An illustrated guide to the people seen on the T

After a month-long hiatus, the orange line will soon be back in service. Do you remember these characters? Did you miss them? Are you one of them?‎

Jhe Orange Line is expected to come back online on Monday, and Boston residents are preparing to resume their regular trips. And by extension — headaches.

Navigating the T requires a certain type of tenacity. It’s strong. It’s packed with people. Sometimes it’s delayed. Here and there sparks fly.
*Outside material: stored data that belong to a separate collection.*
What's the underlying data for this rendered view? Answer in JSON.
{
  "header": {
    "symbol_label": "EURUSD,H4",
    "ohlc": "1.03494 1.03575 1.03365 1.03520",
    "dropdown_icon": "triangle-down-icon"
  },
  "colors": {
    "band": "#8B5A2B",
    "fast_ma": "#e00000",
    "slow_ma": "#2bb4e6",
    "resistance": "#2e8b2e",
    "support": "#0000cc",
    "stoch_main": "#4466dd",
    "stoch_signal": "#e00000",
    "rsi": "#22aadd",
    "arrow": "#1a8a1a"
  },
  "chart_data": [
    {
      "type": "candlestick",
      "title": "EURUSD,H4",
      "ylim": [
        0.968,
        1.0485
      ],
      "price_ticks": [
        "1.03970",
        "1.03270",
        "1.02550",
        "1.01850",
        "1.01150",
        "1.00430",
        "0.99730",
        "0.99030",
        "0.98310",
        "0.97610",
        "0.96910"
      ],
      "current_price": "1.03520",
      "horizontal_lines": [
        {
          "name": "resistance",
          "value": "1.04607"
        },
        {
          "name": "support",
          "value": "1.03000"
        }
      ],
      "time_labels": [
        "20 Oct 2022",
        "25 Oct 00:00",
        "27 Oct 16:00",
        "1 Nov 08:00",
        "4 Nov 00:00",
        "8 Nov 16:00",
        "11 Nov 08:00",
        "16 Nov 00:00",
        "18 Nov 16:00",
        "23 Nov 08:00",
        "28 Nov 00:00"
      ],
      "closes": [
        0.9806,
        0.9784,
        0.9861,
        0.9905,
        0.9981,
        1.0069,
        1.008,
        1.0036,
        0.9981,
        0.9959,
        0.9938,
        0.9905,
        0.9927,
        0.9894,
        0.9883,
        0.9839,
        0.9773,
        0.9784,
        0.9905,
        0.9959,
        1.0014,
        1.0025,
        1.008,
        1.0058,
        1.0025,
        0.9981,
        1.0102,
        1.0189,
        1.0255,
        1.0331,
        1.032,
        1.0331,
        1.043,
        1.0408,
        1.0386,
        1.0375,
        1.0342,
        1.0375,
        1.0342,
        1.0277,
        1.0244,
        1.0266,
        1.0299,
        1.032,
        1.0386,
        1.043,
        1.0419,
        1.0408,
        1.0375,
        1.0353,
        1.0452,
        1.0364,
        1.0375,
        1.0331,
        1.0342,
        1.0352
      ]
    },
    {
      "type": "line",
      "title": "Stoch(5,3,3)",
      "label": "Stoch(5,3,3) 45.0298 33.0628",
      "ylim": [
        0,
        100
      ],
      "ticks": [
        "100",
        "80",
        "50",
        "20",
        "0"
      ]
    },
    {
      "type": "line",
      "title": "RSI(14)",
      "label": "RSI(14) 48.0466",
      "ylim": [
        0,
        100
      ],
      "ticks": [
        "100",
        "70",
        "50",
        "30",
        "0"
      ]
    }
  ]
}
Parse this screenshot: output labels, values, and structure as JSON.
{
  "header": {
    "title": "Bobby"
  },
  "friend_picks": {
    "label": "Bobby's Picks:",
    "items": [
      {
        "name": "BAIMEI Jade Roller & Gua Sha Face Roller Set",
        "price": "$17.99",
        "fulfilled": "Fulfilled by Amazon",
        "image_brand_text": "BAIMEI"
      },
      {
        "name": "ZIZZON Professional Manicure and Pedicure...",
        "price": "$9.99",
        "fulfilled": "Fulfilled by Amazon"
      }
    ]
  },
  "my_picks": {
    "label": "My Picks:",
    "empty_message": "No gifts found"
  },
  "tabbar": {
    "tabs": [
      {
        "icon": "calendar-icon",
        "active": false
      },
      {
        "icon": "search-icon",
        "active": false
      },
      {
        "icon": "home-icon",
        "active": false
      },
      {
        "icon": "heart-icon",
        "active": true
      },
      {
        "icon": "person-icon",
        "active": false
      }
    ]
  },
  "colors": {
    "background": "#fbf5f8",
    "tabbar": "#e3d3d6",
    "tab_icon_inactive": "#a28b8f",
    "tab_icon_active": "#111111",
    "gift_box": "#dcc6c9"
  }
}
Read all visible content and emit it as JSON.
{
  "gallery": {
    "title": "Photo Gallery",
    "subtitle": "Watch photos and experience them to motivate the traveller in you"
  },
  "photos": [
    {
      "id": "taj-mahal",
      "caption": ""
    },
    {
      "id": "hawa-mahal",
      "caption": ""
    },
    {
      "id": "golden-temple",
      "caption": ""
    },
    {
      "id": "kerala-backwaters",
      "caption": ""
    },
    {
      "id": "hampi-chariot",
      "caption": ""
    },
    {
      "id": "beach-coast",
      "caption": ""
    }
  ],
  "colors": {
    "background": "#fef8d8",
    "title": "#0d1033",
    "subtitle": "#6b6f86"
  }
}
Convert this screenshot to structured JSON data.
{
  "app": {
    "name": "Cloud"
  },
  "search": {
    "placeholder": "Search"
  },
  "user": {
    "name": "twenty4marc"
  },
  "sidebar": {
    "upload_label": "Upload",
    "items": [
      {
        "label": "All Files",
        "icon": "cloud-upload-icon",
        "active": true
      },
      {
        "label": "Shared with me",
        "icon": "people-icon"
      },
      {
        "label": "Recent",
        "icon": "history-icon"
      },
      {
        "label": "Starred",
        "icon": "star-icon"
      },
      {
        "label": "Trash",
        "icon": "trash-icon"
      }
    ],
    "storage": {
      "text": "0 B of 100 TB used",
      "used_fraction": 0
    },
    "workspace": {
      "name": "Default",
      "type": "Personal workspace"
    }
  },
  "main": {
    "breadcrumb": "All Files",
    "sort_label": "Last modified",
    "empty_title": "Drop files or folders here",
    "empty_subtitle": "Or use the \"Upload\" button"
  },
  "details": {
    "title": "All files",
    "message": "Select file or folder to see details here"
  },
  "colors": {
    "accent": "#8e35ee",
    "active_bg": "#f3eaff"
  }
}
But many commuters can probably agree that it’s the other runners on the T that really complete the chaos.

Here’s an illustrated guide to the archetypes you’ll likely run into while riding the MBTA. (And we realize there are many, many more. Let us know in the comments.)

RZESA/GLOBE ALLIED PERSONNEL

The pillar

Last in, first out. They refuse to stand anywhere but right by the door, perpetually in everyone’s way. Go around, go under or get locked in – and wait seven more minutes for the next train.‎

RZESA/GLOBE ALLIED PERSONNEL

The Walking Dead

Eyes half closed. Barely paid attention. They may be physically on the T, but their minds are upside down. As the doors close they realize – oops, that was my stop.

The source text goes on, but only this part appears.